On the larger maps, sure you can zerg and capture a point. But a map isn’t a single point – there are dozens of points to capture, so if you zerg it’s not a problem but you’ll lose the map. If you rush, you’ll win the fight but not the battle.
ZAM: So movement and strategy are much more important than just rushing?
Franck: Yes, and team play is important as well. All of the units are good against some types of enemies but weak against others, so you need to play with friends who will cover you. For example, if you play with light tanks, they can easily be killed by big tanks, so you’ll ask friends to protect you or heal you. Because you can’t do everything – you’re limited by the amount of loadout points you can have to build your company. Tactics come into play when you create your company and when you play with friends.
ZAM: So it’s very much about building a good team?
Franck: Team play is very important. There are some good players – whatever they do, they’re good. But good team players will always be better. If you have two players that play the same way and know the game well, the team players will be better.
ZAM: We’ve seen that you can control territories in the world. What are the tangible benefits to a faction for controlling territory?
Franck: It will depend on what type of territory. Usually you get some type of bonus, for example a loot bonus of say five percent because you control the territory. For some of the maps, it changes the objective. On the Bluewater map you’re defender or attacker, so your objective will be completely different.
ZAM: Is the territory map across the entire game, or is there one map per server?

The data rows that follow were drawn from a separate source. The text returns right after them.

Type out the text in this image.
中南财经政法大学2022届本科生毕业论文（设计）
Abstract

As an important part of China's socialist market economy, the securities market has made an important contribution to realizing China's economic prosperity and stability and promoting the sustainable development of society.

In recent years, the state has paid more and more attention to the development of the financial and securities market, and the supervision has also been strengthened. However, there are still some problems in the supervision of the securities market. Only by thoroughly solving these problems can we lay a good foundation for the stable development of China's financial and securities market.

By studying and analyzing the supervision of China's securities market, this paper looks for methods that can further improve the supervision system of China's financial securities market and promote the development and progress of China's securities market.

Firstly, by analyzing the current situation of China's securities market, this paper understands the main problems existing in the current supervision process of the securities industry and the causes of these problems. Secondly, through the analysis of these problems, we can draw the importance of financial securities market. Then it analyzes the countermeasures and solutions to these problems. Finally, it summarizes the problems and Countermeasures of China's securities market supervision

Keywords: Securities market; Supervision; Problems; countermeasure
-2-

Franck: It’s a per-server setup, yes.
ZAM: Is there a way of ensuring that one faction doesn’t have a huge imbalance of players?
Franck: That’s a good question. But even though the number of opponents is much bigger than you, a 4v4 battle is still a 4v4. So arenas will not have any problem. We’re also looking at a way of letting players from the same faction fight each other.
ZAM: Like training skirmishes?
Franck: Yes, although they probably won’t be able to capture the territory because they’re part of the same faction, but they can still play together.